On avait laissé notre homme en bonne compagnie, celle de son ami Alain Blesing, pour l’album L’impermanence du doute, dont je m’étais fait l’écho dans les colonnes du magazine Citizen Jazz. Un duo, un de plus pour celui qui aura pratiqué cette formule à de nombreuses reprises : Catherine Delaunay, Jean-Paul Hervé, Henri Roger, Jean-René Mourot, Rémi Gaudillat… Une série sans faute qui poursuit son chemin avec Ça n’empêche pas le vacarme, enregistré avec le pianiste Didier Frébœuf que j’avoue avoir découvert avec ce nouveau disque paru sur le label IMR.
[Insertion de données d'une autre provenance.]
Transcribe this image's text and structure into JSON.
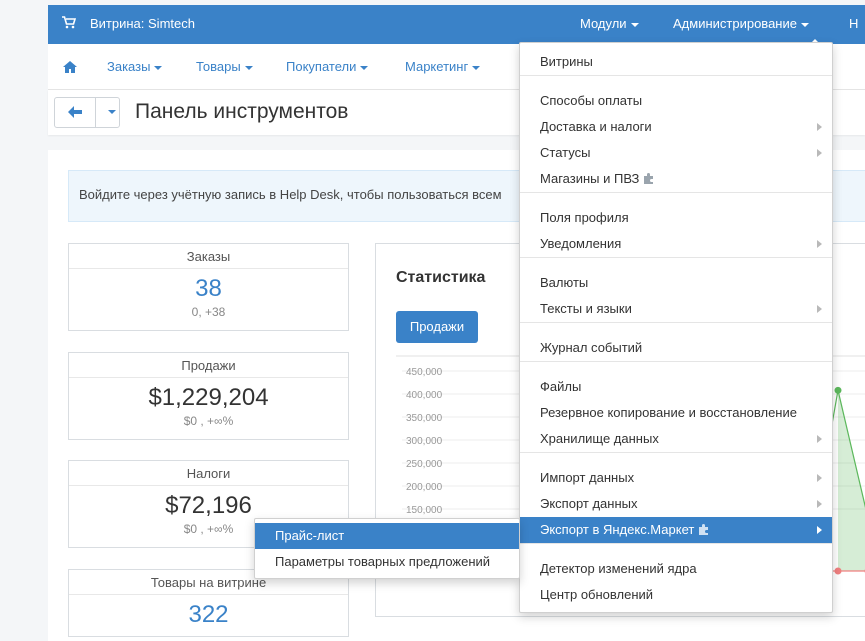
{
  "topbar": {
    "store_label": "Витрина: Simtech",
    "modules_label": "Модули",
    "admin_label": "Администрирование",
    "more_label": "Н"
  },
  "nav": {
    "items": [
      "Заказы",
      "Товары",
      "Покупатели",
      "Маркетинг"
    ]
  },
  "title_bar": {
    "title": "Панель инструментов"
  },
  "alert": {
    "text": "Войдите через учётную запись в Help Desk, чтобы пользоваться всем"
  },
  "stats": [
    {
      "label": "Заказы",
      "value": "38",
      "sub": "0, +38"
    },
    {
      "label": "Продажи",
      "value": "$1,229,204",
      "sub": "$0 , +∞%"
    },
    {
      "label": "Налоги",
      "value": "$72,196",
      "sub": "$0 , +∞%"
    },
    {
      "label": "Товары на витрине",
      "value": "322"
    }
  ],
  "statistics": {
    "title": "Статистика",
    "sales_button": "Продажи"
  },
  "chart_data": {
    "type": "area",
    "y_ticks": [
      "450,000",
      "400,000",
      "350,000",
      "300,000",
      "250,000",
      "200,000",
      "150,000"
    ],
    "ylim": [
      0,
      450000
    ],
    "series": [
      {
        "color": "#5cb85c",
        "points": [
          null,
          408000,
          130000
        ]
      },
      {
        "color": "#f08080",
        "points": [
          0,
          0,
          0
        ]
      }
    ],
    "grid": true
  },
  "admin_menu": {
    "items": [
      {
        "label": "Витрины"
      },
      {
        "label": "Способы оплаты"
      },
      {
        "label": "Доставка и налоги",
        "submenu": true
      },
      {
        "label": "Статусы",
        "submenu": true
      },
      {
        "label": "Магазины и ПВЗ",
        "addon": true
      },
      {
        "label": "Поля профиля"
      },
      {
        "label": "Уведомления",
        "submenu": true
      },
      {
        "label": "Валюты"
      },
      {
        "label": "Тексты и языки",
        "submenu": true
      },
      {
        "label": "Журнал событий"
      },
      {
        "label": "Файлы"
      },
      {
        "label": "Резервное копирование и восстановление"
      },
      {
        "label": "Хранилище данных",
        "submenu": true
      },
      {
        "label": "Импорт данных",
        "submenu": true
      },
      {
        "label": "Экспорт данных",
        "submenu": true
      },
      {
        "label": "Экспорт в Яндекс.Маркет",
        "submenu": true,
        "addon": true,
        "active": true
      },
      {
        "label": "Детектор изменений ядра"
      },
      {
        "label": "Центр обновлений"
      }
    ]
  },
  "yandex_submenu": {
    "items": [
      "Прайс-лист",
      "Параметры товарных предложений"
    ]
  },
  "colors": {
    "primary": "#3a82c8",
    "alert_bg": "#eef6fc",
    "chart_green": "#5cb85c",
    "chart_red": "#f08080"
  }
}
Un duo donc, libre et offert aux vents doux d’une conversation se faufilant dans les moindres interstices d’une musique buissonnière, spontanée, ce qu’illustrent parfaitement les deux compositions qui ouvrent et ferment l’album : « L’avenir n’est plus ce qu’il était » et « Fake News ». C’est un dialogue de chaque instant qui s’instaure – l’écoute réciproque des deux protagonistes est un modèle du genre – pour une course un peu folle sur des chemins parfois sinueux mais ouverts à un chant profond et à la brise d’une découverte toujours possible. « Ghost Towns » illustre une présence mélodique mêlée de retenue, parsemée des éclats du piano et des éclairs des cymbales. L’échange entre les deux improvisateurs conteurs arbore parfois des nuances plus bruitistes (« On ne discute pas cuisine avec des anthropophages », « Saturation et All Over ») lorsque le piano préparé croise le chemin de cymbales et de peaux dont les crissements ne sont toutefois jamais des mises en garde. Une musique des libertés qui vient culminer à deux reprises par le truchement de thèmes signés Charlie Haden pour l’un (« Song For Whales ») et Didier Frébœuf pour l’autre (« Ça n’empêche pas le vacarme ») : ici la conversation devient délicate, piano et cymbales tombant en gouttes de pluie avant la montée en tension d’un thème assez majestueux ; là se dévoile une beauté harmonique poignante vibrant des échos restés proches du Liberation Music Orchestra.

Conversation, liberté, chant, exploration, simplicité aussi de la forme – c’est la quasi nudité de deux instruments tout aussi mélodiques que rythmiques qui s’exprime ici, et au bout du compte le sentiment d’avoir ressenti au plus près la vibration née d’une excursion au grand air tout au long d’un chemin traversé par la lumière.

Musiciens : Didier Frébœuf (piano) ; Bruno Tocanne (batterie).

Titres : L’avenir n’est plus ce qu’il était (8:21) | Ghost Towns (5:22) | On ne discute pas cuisine avec un anthropophage (4:03) | Song For Whales (4:41) | Saturation et All Over (5:35) | Ça n’empêche pas le vacarme (7:44) | Fake News (8:08).